Several factors can influence the voltage in a circuit. Understanding them is key to circuit design and troubleshooting.

• Power Source: The inherent voltage provided by the source (e.g., a 9V battery, a 5V USB port) is the primary determinant.
• Resistance of the Load: Higher resistance in a circuit will cause a larger voltage drop across that component for the same amount of current. Check out our Series and Parallel Resistor Calculator to learn more.
• Current Draw: As the current drawn by the load increases, the voltage supplied by the source may slightly decrease or “sag” due to internal resistance.
• Wire Gauge and Length: Long or thin wires have higher resistance, leading to a noticeable voltage drop between the source and the load.
• Temperature: The resistance of most conductors increases with temperature, which can in turn affect voltage drop across them.
• Circuit Type: In series circuits, the total voltage is divided among components. In parallel circuits, the voltage is the same across all components.

Frequently Asked Questions (FAQ)

What is the basic formula for voltage?

The most basic formula is Ohm’s Law: V = I × R (Voltage = Current × Resistance).

Are voltage and potential difference the same thing?

Yes, for all practical purposes in basic circuits, voltage and potential difference refer to the same concept: the electrical pressure between two points.

How do I choose the right equation to calculate voltage?

It depends on what you know. If you have current and resistance, use V=IR. If you have power and current, use V=P/I. If you have power and resistance, use V=√(PR).

Can I calculate voltage without current?

Yes, if you know the power dissipated by a component and its resistance. The formula is V = √(P × R).

What units are used for these calculations?

Voltage is in Volts (V), Current is in Amperes (A), Resistance is in Ohms (Ω), and Power is in Watts (W).

Why does my calculator show 0 V?

This happens if the input fields are empty or if a non-numeric value is entered. Please ensure you enter valid numbers in at least two fields for the selected formula.

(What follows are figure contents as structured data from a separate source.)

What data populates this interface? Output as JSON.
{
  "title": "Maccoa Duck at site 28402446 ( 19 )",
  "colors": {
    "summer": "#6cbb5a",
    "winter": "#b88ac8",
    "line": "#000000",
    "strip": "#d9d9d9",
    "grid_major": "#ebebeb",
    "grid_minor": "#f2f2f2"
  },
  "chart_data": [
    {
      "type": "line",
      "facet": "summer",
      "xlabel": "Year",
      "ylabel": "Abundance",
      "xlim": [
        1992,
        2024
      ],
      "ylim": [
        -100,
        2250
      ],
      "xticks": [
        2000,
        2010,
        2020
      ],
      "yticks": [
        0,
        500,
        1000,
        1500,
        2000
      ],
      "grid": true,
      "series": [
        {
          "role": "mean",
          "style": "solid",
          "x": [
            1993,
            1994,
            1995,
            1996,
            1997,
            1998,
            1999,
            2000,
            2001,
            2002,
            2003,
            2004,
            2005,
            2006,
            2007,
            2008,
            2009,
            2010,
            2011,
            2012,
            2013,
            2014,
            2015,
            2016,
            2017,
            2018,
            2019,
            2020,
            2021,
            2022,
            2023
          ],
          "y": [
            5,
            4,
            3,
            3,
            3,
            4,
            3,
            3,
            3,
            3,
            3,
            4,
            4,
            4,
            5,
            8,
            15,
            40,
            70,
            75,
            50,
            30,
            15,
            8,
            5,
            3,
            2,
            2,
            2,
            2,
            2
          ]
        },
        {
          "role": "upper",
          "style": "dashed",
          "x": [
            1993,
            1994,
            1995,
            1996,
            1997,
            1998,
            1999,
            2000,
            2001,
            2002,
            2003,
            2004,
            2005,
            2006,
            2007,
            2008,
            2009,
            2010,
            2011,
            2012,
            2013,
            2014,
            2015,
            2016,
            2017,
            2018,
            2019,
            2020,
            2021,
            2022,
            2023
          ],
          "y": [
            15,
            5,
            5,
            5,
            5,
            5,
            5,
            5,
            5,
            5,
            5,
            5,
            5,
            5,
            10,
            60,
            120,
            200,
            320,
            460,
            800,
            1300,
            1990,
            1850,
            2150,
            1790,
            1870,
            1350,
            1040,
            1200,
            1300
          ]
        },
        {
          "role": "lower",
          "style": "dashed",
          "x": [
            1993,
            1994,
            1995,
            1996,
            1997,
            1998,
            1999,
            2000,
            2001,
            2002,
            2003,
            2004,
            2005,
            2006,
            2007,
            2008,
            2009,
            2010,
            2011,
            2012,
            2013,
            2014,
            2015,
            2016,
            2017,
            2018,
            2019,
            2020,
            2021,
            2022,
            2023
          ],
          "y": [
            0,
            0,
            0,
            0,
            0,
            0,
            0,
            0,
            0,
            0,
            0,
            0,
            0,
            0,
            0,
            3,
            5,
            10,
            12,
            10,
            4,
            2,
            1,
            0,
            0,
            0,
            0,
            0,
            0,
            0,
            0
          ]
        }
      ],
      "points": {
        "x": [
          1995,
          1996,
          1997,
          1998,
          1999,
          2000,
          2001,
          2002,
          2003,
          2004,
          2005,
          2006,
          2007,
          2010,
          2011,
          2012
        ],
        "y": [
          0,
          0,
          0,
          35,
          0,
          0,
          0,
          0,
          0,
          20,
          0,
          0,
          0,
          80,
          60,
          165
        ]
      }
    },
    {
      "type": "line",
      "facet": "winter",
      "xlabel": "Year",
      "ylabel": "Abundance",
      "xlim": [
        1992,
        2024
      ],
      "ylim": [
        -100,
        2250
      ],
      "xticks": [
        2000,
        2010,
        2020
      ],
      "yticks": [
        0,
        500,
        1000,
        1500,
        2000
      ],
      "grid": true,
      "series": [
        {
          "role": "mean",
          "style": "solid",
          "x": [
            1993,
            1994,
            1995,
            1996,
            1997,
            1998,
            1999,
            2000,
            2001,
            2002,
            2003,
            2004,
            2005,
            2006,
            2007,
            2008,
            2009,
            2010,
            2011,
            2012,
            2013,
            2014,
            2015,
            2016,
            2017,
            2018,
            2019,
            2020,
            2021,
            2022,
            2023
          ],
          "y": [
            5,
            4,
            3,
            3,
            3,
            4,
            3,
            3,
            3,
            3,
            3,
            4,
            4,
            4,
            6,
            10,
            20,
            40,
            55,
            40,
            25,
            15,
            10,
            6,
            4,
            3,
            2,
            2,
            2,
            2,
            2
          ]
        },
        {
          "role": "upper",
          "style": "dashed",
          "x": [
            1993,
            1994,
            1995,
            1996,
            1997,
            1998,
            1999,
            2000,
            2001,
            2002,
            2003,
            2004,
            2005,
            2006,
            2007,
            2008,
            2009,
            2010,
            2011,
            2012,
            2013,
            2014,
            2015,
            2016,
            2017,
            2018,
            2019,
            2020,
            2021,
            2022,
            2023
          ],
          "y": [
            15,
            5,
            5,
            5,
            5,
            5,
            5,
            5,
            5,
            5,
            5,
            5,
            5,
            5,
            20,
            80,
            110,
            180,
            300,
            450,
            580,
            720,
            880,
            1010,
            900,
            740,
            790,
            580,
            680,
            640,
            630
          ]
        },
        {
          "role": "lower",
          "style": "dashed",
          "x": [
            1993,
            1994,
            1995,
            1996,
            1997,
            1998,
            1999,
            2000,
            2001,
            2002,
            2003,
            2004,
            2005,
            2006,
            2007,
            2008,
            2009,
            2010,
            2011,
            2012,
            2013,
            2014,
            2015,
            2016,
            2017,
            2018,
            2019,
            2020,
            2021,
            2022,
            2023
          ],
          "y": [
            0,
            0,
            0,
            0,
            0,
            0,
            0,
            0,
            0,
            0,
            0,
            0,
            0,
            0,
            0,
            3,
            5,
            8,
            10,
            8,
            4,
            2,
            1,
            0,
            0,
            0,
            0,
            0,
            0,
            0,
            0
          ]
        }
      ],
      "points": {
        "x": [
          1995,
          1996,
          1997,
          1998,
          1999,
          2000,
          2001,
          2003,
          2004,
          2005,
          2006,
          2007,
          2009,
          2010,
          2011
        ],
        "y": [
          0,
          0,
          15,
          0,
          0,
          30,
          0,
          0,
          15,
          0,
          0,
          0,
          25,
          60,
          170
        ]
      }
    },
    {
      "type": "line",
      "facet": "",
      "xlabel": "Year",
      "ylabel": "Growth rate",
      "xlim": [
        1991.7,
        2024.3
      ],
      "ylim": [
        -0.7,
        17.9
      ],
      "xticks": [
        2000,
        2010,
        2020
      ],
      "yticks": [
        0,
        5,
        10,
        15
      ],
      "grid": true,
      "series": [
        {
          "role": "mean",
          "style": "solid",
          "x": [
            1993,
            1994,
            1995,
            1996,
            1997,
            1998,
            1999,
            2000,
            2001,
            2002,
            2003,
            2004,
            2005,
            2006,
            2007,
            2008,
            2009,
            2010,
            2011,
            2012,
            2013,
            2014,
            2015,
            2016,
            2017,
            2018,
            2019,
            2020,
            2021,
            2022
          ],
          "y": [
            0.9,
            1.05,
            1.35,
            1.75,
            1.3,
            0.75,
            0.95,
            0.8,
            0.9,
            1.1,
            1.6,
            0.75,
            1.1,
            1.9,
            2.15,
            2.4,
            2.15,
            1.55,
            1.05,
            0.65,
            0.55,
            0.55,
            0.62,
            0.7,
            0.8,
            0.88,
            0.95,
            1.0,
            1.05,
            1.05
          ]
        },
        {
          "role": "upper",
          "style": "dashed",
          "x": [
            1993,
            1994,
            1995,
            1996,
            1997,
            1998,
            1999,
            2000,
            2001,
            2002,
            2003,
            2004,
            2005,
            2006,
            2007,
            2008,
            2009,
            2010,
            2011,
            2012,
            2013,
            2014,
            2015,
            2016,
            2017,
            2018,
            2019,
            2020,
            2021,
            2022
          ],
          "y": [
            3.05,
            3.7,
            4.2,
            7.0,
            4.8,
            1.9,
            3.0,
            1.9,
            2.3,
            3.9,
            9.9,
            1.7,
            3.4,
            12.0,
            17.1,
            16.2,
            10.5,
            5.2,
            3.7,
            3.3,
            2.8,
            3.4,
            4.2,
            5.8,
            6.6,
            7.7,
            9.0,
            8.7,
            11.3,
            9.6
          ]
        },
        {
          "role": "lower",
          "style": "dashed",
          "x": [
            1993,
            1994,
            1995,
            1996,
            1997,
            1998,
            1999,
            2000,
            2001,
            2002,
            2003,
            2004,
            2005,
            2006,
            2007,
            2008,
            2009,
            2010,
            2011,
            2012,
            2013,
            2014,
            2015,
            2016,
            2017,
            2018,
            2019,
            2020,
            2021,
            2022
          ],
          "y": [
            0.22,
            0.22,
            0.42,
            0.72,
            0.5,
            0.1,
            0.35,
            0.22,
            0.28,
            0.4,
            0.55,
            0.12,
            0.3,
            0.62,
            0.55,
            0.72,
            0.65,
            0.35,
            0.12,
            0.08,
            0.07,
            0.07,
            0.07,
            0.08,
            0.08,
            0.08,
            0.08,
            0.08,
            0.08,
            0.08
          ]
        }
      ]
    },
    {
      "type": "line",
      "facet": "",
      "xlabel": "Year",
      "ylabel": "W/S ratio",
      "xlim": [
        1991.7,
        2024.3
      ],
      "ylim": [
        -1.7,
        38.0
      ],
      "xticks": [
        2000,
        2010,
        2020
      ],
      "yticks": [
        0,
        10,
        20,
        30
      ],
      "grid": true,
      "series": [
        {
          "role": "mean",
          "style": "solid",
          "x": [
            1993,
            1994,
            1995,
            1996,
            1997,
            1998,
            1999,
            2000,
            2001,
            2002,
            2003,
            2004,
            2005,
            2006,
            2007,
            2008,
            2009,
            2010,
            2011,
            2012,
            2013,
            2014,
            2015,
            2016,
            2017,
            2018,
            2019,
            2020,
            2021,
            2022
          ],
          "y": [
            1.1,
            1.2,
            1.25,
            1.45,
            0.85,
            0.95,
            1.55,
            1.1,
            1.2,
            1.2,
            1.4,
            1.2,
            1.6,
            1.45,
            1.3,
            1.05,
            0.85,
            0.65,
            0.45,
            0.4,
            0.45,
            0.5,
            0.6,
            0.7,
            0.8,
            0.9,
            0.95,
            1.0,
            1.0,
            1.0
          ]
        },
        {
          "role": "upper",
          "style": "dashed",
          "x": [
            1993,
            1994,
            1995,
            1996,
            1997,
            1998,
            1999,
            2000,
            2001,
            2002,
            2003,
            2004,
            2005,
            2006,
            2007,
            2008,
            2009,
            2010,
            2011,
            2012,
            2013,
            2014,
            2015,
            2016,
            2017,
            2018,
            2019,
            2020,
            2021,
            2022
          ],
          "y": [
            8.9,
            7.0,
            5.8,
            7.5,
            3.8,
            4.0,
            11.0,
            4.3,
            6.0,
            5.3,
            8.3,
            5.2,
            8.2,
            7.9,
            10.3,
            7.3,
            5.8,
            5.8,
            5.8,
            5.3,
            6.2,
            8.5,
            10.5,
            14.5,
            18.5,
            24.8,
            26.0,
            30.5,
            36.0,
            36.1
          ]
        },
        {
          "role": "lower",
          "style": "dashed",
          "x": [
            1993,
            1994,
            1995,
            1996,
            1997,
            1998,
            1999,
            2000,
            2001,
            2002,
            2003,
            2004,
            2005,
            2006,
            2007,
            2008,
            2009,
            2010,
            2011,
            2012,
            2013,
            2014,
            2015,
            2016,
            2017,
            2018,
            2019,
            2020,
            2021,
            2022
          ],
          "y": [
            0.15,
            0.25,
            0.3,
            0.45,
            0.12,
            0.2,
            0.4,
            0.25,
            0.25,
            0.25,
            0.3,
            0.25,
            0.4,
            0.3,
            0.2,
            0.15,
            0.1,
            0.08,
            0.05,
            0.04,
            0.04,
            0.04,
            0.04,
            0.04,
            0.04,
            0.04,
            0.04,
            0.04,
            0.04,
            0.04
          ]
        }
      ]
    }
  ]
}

How does this relate to an Electrical Power Calculator?

They are closely related. Power (P) is the product of voltage and current (P = V × I). You can often use one calculator’s output as an input for the other.

Does this calculator work for AC and DC circuits?

Yes, these fundamental equations apply to both Direct Current (DC) and simple Alternating Current (AC) circuits that are purely resistive. For complex AC circuits with capacitors or inductors, impedance must be considered instead of just resistance.